[Date Prev][Date Next][Thread Prev][Thread Next][Date Index][Thread Index]
Re: [tlaplus] Re: TLC: NoSuchElementException on checkpoint restore
вторник, 4 апреля 2017 г., 21:14:27 UTC+3 пользователь Markus Alexander Kuppe написал:
> On 04.04.2017 17:09, evgeniy....@xxxxxxxxx wrote:
> > After recovering from checkpoint I have a very weird messages displayed periodically:
> > tlc RAPlus.tla -config RAPlus.cfg -deadlock -metadir /run/media/MC -checkpoint 30 -recover /run/media/MC/17-04-03-13-54-53
> > TLC2 Version 2.09 of 28 January 2016
> > Running in Model-Checking mode with 3 workers.
> > Parsing file RAPlus.tla
> > Parsing file /home/sh/tla2tools/tla/tla2sany/StandardModules/Naturals.tla
> > Parsing file /home/sh/tla2tools/tla/tla2sany/StandardModules/Sequences.tla
> > Parsing file /home/sh/tla2tools/tla/tla2sany/StandardModules/TLC.tla
> > Parsing file /home/sh/tla2tools/tla/tla2sany/StandardModules/FiniteSets.tla
> > Semantic processing of module Naturals
> > Semantic processing of module Sequences
> > Semantic processing of module TLC
> > Semantic processing of module FiniteSets
> > Semantic processing of module RAPlus
> > Starting... (2017-04-04 18:04:14)
> > Implied-temporal checking--satisfiability problem has 21 branches.
> > Starting recovery from checkpoint /run/media/sh/MC/17-04-03-13-54-53/
> > AAAAAA
> > AAAAAA
> > AAAAAA
> > AAAAAA
> >
> > and so on.
> >
> > My model has nothing to do with that "AAAAAA" messages.
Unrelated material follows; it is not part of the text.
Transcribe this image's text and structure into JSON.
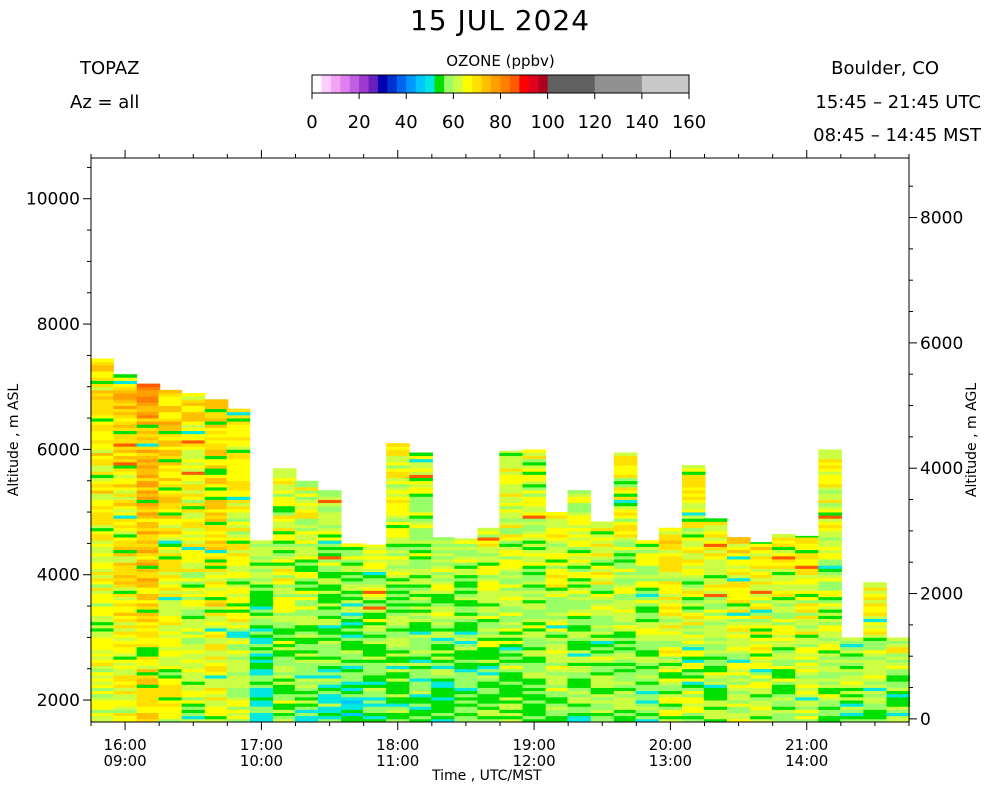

I have not saw such messages before.
> >
> > [...]
> >
> > Some time later I got this message:
> >
> > Error: Java ran out of memory. Running Java with a larger memory allocation
> > pool (heap) may fix this. But it won't help if some state has an enormous
> > number of successor states, or if TLC must compute the value of a huge set.
> > Finished in 04min 10s at (2017-04-04 18:08:25)
> >
> > This is strange because I ran TLC with the same parameters for virtual machine memory
> > as before.
>
>
> Hi Evgeniy,
>
> the "AAAAAA" messages are obviously bogus but anyway harmless. My guess
> is, that the corresponding print statement in the code is a leftover
> from a debugging session.
> The reason why TLC shows several messages is, because your liveness
> properties have been split into 21 branches and TLC recovers a graph for
> each one them.
>
> With regards to the out of memory error, are you saying that you only
> get the error if you recover from a checkpoint but don't get it, if you
> run the exact same model (same parameters, safety & liveness properties,
> ...) without recovery? If yes, can you make your checkpoint data and
> spec & model (privately) available to me?
>
> By the way, when did you download the Toolbox? The version TLC reports
> indicates that you are running a nightly/CI build.
>
> Cheers
> Markus
The whole story is as follows:
I downloaded TLA+ tools from some official web site (maybe Lamports website, I dont remember exactly)
I ran TLC on my model which produced aforementioned checkpoint.
Some time later I decided to stop TLC (ctrl+c). I did that after checkpoint was finished so there is no reason to suspect that checkpoint is broken.
I ran TLC again with that checkpoint (- but got an error which is a subject of this topic (NoSuchElementException)
Then I saw that message from mr.Giuliano, where he suggest to try latest build.
I downloaded that latest build and ran it again. I ran it with the same parameters as before except checkpoint interval parameter (It was increased this time).
I used this link for download: http://tla.msr-inria.inria.fr/tlatoolbox/ci/tladist/
My original run command was as follows:
tlc RAPlus.tla -config RAPlus.cfg -deadlock -metadir /run/media/MC -checkpoint 5
My recover attempt was:
tlc RAPlus.tla -config RAPlus.cfg -deadlock -metadir /run/media/MC -checkpoint 30 -recover /run/media/MC/17-04-03-13-54-53
tlc is a script which is equal to:
#!/bin/bash
java -Djava.net.preferIPv4Stack=true \
-Dcom.ibm.cacheLocalHost=true \
-Djava.net.preferIPv6Addresses=false \
-Xmx16g \
tlc2.TLC -cleanup -workers 3 $*
> With regards to the out of memory error, are you saying that you only
> get the error if you recover from a checkpoint but don't get it, if you
> run the exact same model (same parameters, safety & liveness properties,
> ...) without recovery?
I get this error on recovery using that latest version of TLC. I actually get memory error also when running latest version of TLC from scratch (after several hours of checking).
But I do not get that error when using previous version of TLC from scratch on that model.